Lors de l’étude du projet, le barreau de Paris a présenté un rapport le 17 mai 2016[1] émettant de vives réserves sur le terme « connexe ». Ledit rapport expliquait que « l’activité accessoire est celle qui découle de l’activité principale de l’avocat, qui reste secondaire par rapport à celle-ci et qui est exercée en qualité d’avocat. La connexité implique quant à elle un lien, certes avec la profession d’avocat, mais aussi qu’elle peut ne pas être secondaire par rapport à celle-ci et qu’elle peut être exercée hors de la qualité d’avocat ».

Le texte définitif a choisi de superposer les deux notions puisqu’il autorise « la commercialisation, à titre accessoire, de biens ou de services connexes à l’exercice de la profession d’avocat si ces biens ou services sont destinés à des clients ou à d’autres membres de la profession ». Lors d’un déjeuner récent organisé par l’Ordre pour les intervenants du barreau entrepreneurial, un confrère se demandait avec humour s’il remplirait les conditions de l’accessoire et du connexe en ouvrant une concession automobile pour vendre des voitures exclusivement à des avocats.

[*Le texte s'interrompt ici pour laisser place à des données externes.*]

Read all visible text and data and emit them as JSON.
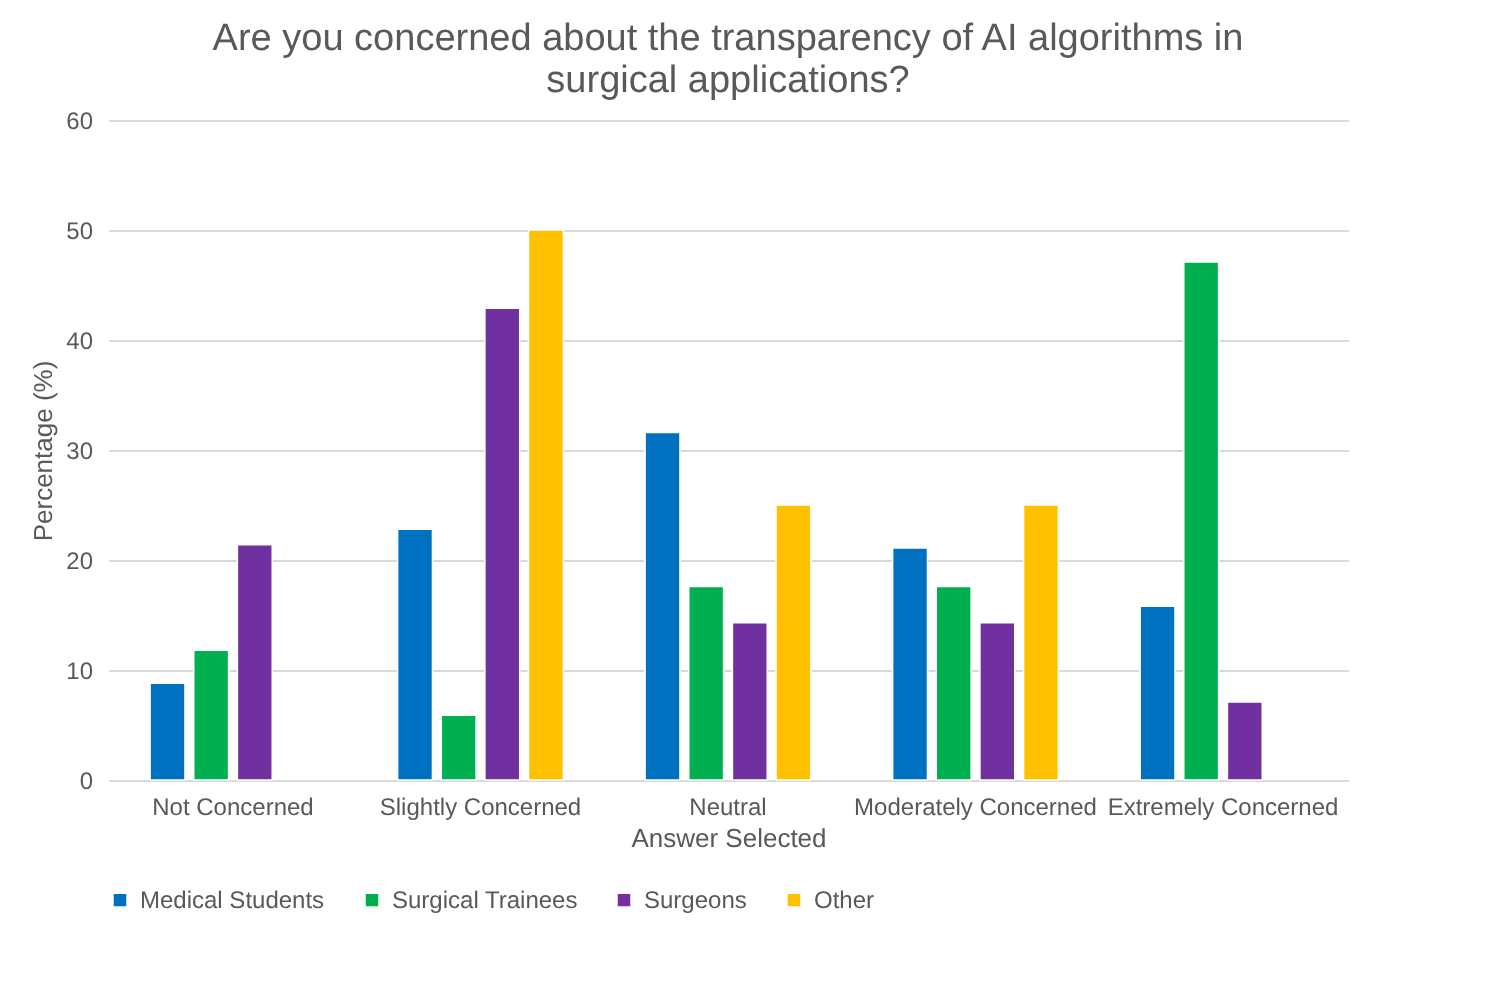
{
  "chart_data": {
    "type": "bar",
    "title": "Are you concerned about the transparency of AI algorithms in surgical applications?",
    "xlabel": "Answer Selected",
    "ylabel": "Percentage (%)",
    "categories": [
      "Not Concerned",
      "Slightly Concerned",
      "Neutral",
      "Moderately Concerned",
      "Extremely Concerned"
    ],
    "series": [
      {
        "name": "Medical Students",
        "color": "#0070c0",
        "values": [
          8.8,
          22.8,
          31.6,
          21.1,
          15.8
        ]
      },
      {
        "name": "Surgical Trainees",
        "color": "#00b050",
        "values": [
          11.8,
          5.9,
          17.6,
          17.6,
          47.1
        ]
      },
      {
        "name": "Surgeons",
        "color": "#7030a0",
        "values": [
          21.4,
          42.9,
          14.3,
          14.3,
          7.1
        ]
      },
      {
        "name": "Other",
        "color": "#ffc000",
        "values": [
          null,
          50,
          25,
          25,
          null
        ]
      }
    ],
    "ylim": [
      0,
      60
    ],
    "yticks": [
      0,
      10,
      20,
      30,
      40,
      50,
      60
    ],
    "grid": "y",
    "legend": "bottom"
  }
}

Un des enjeux les plus délicats de ces nouvelles règles sera sans doute lié à la situation d’intermédiaire dans laquelle l’avocat peut se trouver. L’intermédiation est commerciale par nature et le sujet a été largement traité dans le cas de l’avocat intermédiaire de transactions  immobilières ou agent de sportifs ou d’artistes. Or, l’avocat d’affaires, par son exposition à un grand nombre de situations, de personnes et d’entreprises, est idéalement placé pour mettre ses clients en relation avec des vendeurs, acheteurs ou partenaires commerciaux. Les conditions dans lesquelles les cabinets pourront professionnaliser et rentabiliser l’intermédiation sans y laisser leur indépendance nous promettent de riches débats.